Train and cross-validate an SVM classifier. Standardize the predictor data and specify the order of the classes.

```rng(1); % For reproducibility CVSVMModel = fitcsvm(X,Y,'Standardize',true,... 'ClassNames',{'b','g'},'CrossVal','on')```
```CVSVMModel = ClassificationPartitionedModel CrossValidatedModel: 'SVM' PredictorNames: {1x34 cell} ResponseName: 'Y' NumObservations: 351 KFold: 10 Partition: [1x1 cvpartition] ClassNames: {'b' 'g'} ScoreTransform: 'none' Properties, Methods ```

`CVSVMModel` is a `ClassificationPartitionedModel` cross-validated SVM classifier. By default, the software implements 10-fold cross-validation.

Alternatively, you can cross-validate a trained `ClassificationSVM` classifier by passing it to `crossval`.

Inspect one of the trained folds using dot notation.

`CVSVMModel.Trained{1}`
```ans = CompactClassificationSVM ResponseName: 'Y' CategoricalPredictors: [] ClassNames: {'b' 'g'} ScoreTransform: 'none' Alpha: [78x1 double] Bias: -0.2209 KernelParameters: [1x1 struct] Mu: [1x34 double] Sigma: [1x34 double] SupportVectors: [78x34 double] SupportVectorLabels: [78x1 double] Properties, Methods ```

Each fold is a `CompactClassificationSVM` classifier trained on 90% of the data.

Estimate the generalization error.

`genError = kfoldLoss(CVSVMModel)`
```genError = 0.1168 ```

On average, the generalization error is approximately 12%.

## References

[1] Hastie, T., R. Tibshirani, and J. Friedman. The Elements of Statistical Learning, Second Edition. NY: Springer, 2008.

[2] Scholkopf, B., J. C. Platt, J. C. Shawe-Taylor, A. J. Smola, and R. C. Williamson. “Estimating the Support of a High-Dimensional Distribution.” Neural Computation. Vol. 13, Number 7, 2001, pp. 1443–1471.
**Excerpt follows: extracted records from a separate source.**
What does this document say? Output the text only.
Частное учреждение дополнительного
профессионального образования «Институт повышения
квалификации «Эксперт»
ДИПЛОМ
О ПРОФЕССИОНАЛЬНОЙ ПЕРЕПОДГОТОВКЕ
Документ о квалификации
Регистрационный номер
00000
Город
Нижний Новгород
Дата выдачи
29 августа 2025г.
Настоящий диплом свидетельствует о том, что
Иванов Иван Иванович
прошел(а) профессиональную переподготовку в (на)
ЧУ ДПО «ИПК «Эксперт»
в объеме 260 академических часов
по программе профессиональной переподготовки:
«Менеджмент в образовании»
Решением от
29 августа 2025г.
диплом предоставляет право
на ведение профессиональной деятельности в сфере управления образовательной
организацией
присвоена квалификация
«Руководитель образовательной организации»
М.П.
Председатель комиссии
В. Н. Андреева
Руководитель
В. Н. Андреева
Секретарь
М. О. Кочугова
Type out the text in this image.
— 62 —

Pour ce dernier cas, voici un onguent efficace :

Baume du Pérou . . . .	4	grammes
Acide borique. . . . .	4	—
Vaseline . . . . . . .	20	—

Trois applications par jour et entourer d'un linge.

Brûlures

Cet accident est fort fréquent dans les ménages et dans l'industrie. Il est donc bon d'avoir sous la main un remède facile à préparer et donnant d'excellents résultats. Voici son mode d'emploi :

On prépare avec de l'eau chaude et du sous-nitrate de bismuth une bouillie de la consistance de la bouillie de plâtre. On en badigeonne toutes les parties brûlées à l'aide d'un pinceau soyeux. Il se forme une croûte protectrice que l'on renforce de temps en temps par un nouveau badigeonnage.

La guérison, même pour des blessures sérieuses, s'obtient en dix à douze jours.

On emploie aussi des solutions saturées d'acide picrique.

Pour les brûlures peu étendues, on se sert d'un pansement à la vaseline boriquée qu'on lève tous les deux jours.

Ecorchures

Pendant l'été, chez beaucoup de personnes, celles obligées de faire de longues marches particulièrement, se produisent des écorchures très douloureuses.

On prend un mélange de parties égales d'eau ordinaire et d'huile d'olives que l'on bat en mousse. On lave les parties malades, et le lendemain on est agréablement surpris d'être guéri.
[3] Christianini, N., and J. C. Shawe-Taylor. An Introduction to Support Vector Machines and Other Kernel-Based Learning Methods. Cambridge, UK: Cambridge University Press, 2000.

[4] Scholkopf, B., and A. Smola. Learning with Kernels: Support Vector Machines, Regularization, Optimization and Beyond, Adaptive Computation and Machine Learning. Cambridge, MA: The MIT Press, 2002.